Dordogne : figure de la culture occitane, André Fontaine est décédé

Publié le par Sud Ouest

Il était un grand défenseur du patois local. Il s'est éteint à l'âge de 90 ans.

 André Fontaine, ici en juin 2011, était passionné de nature. © Crédit photo : Archives arnaud loth

André Fontaine, ici en juin 2011, était passionné de nature. © Crédit photo : Archives arnaud loth

André Fontaine est décédé à l’âge de 90 ans. Né à Nantheuil en Dordogne le 6 juillet 1930 dans une famille d’agriculteurs, il a été inhumé au cimetière de Négrondes, dans le même département, mercredi 3 mars.

Il a grandi à Négrondes à Laveau, puis à Bellevue, en bordure de la RN 21 où sa mère avait ouvert un café-restaurant.
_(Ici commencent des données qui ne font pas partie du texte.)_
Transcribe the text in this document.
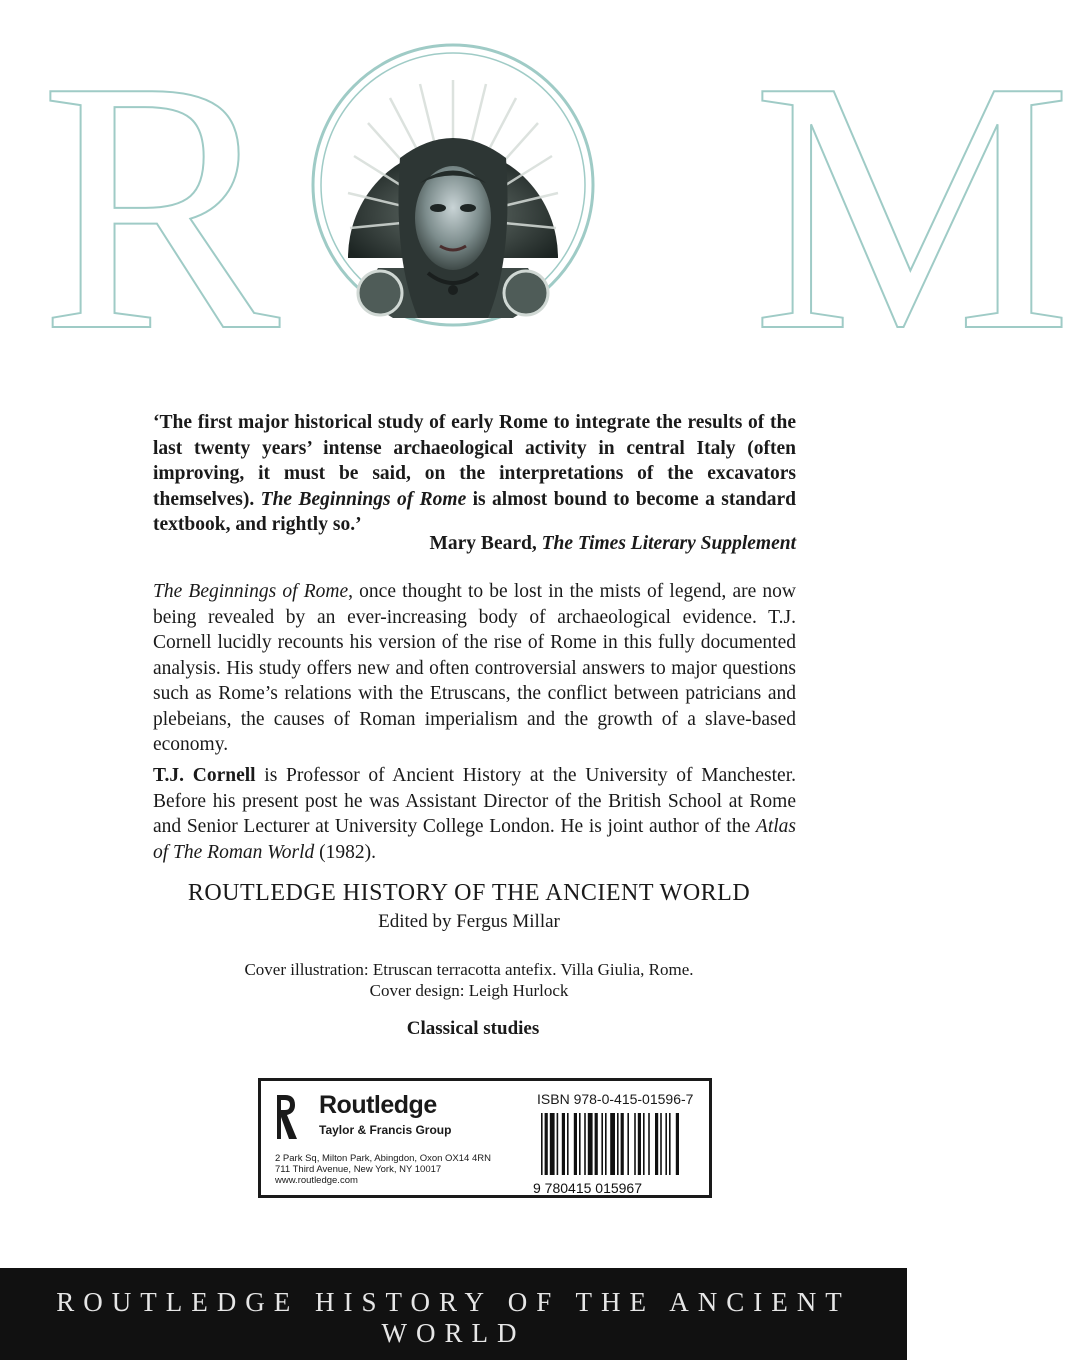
R M
‘The first major historical study of early Rome to integrate the results of the last twenty years’ intense archaeological activity in central Italy (often improving, it must be said, on the interpretations of the excavators themselves). The Beginnings of Rome is almost bound to become a standard textbook, and rightly so.’
Mary Beard, The Times Literary Supplement
The Beginnings of Rome, once thought to be lost in the mists of legend, are now being revealed by an ever-increasing body of archaeological evidence. T.J. Cornell lucidly recounts his version of the rise of Rome in this fully documented analysis. His study offers new and often controversial answers to major questions such as Rome’s relations with the Etruscans, the conflict between patricians and plebeians, the causes of Roman imperialism and the growth of a slave-based economy.
T.J. Cornell is Professor of Ancient History at the University of Manchester. Before his present post he was Assistant Director of the British School at Rome and Senior Lecturer at University College London. He is joint author of the Atlas of The Roman World (1982).
ROUTLEDGE HISTORY OF THE ANCIENT WORLD
Edited by Fergus Millar
Cover illustration: Etruscan terracotta antefix. Villa Giulia, Rome.
Cover design: Leigh Hurlock
Classical studies
Routledge
Taylor & Francis Group
2 Park Sq, Milton Park, Abingdon, Oxon OX14 4RN
711 Third Avenue, New York, NY 10017
www.routledge.com
ISBN 978-0-415-01596-7
9 780415 015967
ROUTLEDGE HISTORY OF THE ANCIENT WORLD
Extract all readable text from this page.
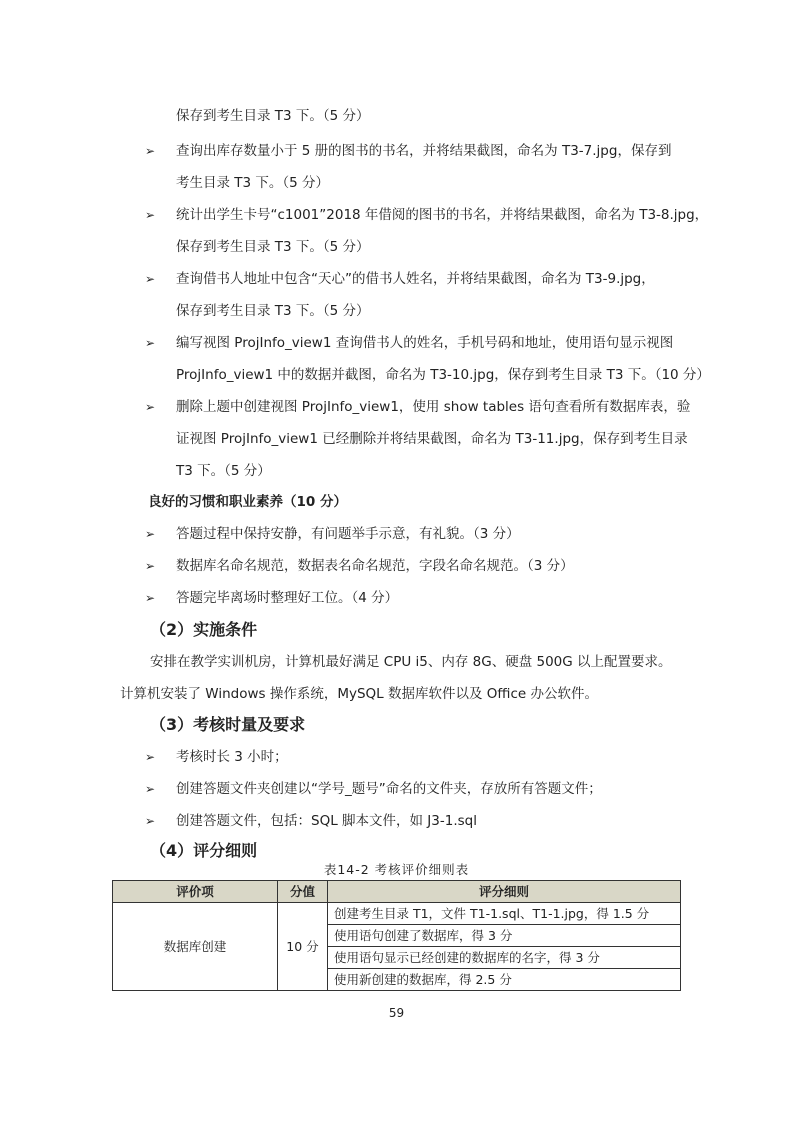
保存到考生目录 T3 下。（5 分）
➢ 查询出库存数量小于 5 册的图书的书名，并将结果截图，命名为 T3-7.jpg，保存到
考生目录 T3 下。（5 分）
➢ 统计出学生卡号“c1001”2018 年借阅的图书的书名，并将结果截图，命名为 T3-8.jpg，
保存到考生目录 T3 下。（5 分）
➢ 查询借书人地址中包含“天心”的借书人姓名，并将结果截图，命名为 T3-9.jpg，
保存到考生目录 T3 下。（5 分）
➢ 编写视图 ProjInfo_view1 查询借书人的姓名，手机号码和地址，使用语句显示视图
ProjInfo_view1 中的数据并截图，命名为 T3-10.jpg，保存到考生目录 T3 下。（10 分）
➢ 删除上题中创建视图 ProjInfo_view1，使用 show tables 语句查看所有数据库表，验
证视图 ProjInfo_view1 已经删除并将结果截图，命名为 T3-11.jpg，保存到考生目录
T3 下。（5 分）
良好的习惯和职业素养（10 分）
➢ 答题过程中保持安静，有问题举手示意，有礼貌。（3 分）
➢ 数据库名命名规范，数据表名命名规范，字段名命名规范。（3 分）
➢ 答题完毕离场时整理好工位。（4 分）
（2）实施条件
安排在教学实训机房，计算机最好满足 CPU i5、内存 8G、硬盘 500G 以上配置要求。
计算机安装了 Windows 操作系统，MySQL 数据库软件以及 Office 办公软件。
（3）考核时量及要求
➢ 考核时长 3 小时；
➢ 创建答题文件夹创建以“学号_题号”命名的文件夹，存放所有答题文件；
➢ 创建答题文件，包括：SQL 脚本文件，如 J3-1.sql
（4）评分细则
表14-2 考核评价细则表
评价项	分值	评分细则
数据库创建	10 分	创建考生目录 T1，文件 T1-1.sql、T1-1.jpg，得 1.5 分
		使用语句创建了数据库，得 3 分
		使用语句显示已经创建的数据库的名字，得 3 分
		使用新创建的数据库，得 2.5 分
59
À son retour du service militaire, en 1950, il a épousé Léa-Émilienne Duverneuil. Tous deux se sont installés au Peyrat. En 1951, leur fils Christian a vu le jour, qui leur a donné plus tard une petite-fille Valérie et ils ont eu une arrière-petite-fille, Louise.

André Fontaine a créé, en tant que gérant, la coopérative agricole à Négrondes avec une succursale à Sorges. Il s’est donné à fond dans cette aventure jusqu’en 1985 où il a pris sa retraite.

Théâtre, chasse…

Passionné de théâtre, il s’est impliqué, dès les débuts, dans une troupe très dynamique de plusieurs Négrondais. Il a par ailleurs fondé l’Association communale de chasse agréée et il en a été le président dès les années 1970. Certains se souviennent peut-être d’une mémorable battue avec environ 250 lapins. Il a écrit aussi des articles sur l’agriculteur sous le pseudo de Pascalou. Toute son existence, il a aimé la nature, la chasse, la pêche et il a toujours milité pour la sauvegarde forestière.

André Fontaine était également un grand défenseur du patois, qu’il lisait et écrivait. C’était un conteur de blagues (ou niorles). L’homme représentait véritablement une mémoire de la culture occitane.

Livrets écrits à l’Ehpad

Son frère, Gabriel, peintre, est mort en 2015, et son épouse en 2016. André, ne supportant pas la solitude, a décidé, en 2017, d’intégrer l’établissement d’hébergement pour personnes âgées dépendantes (Ephad) de Thiviers, pour continuer à rire et faire rire. En effet, il a participé à la création d’un livret « Le Temps qui passe, brèves histoires », puis d’un second. Ces recueils de souvenirs illustrés ont même été publiés. « Sud Ouest » a consacré un article sur le sujet dans son édition du 4 mai 2019.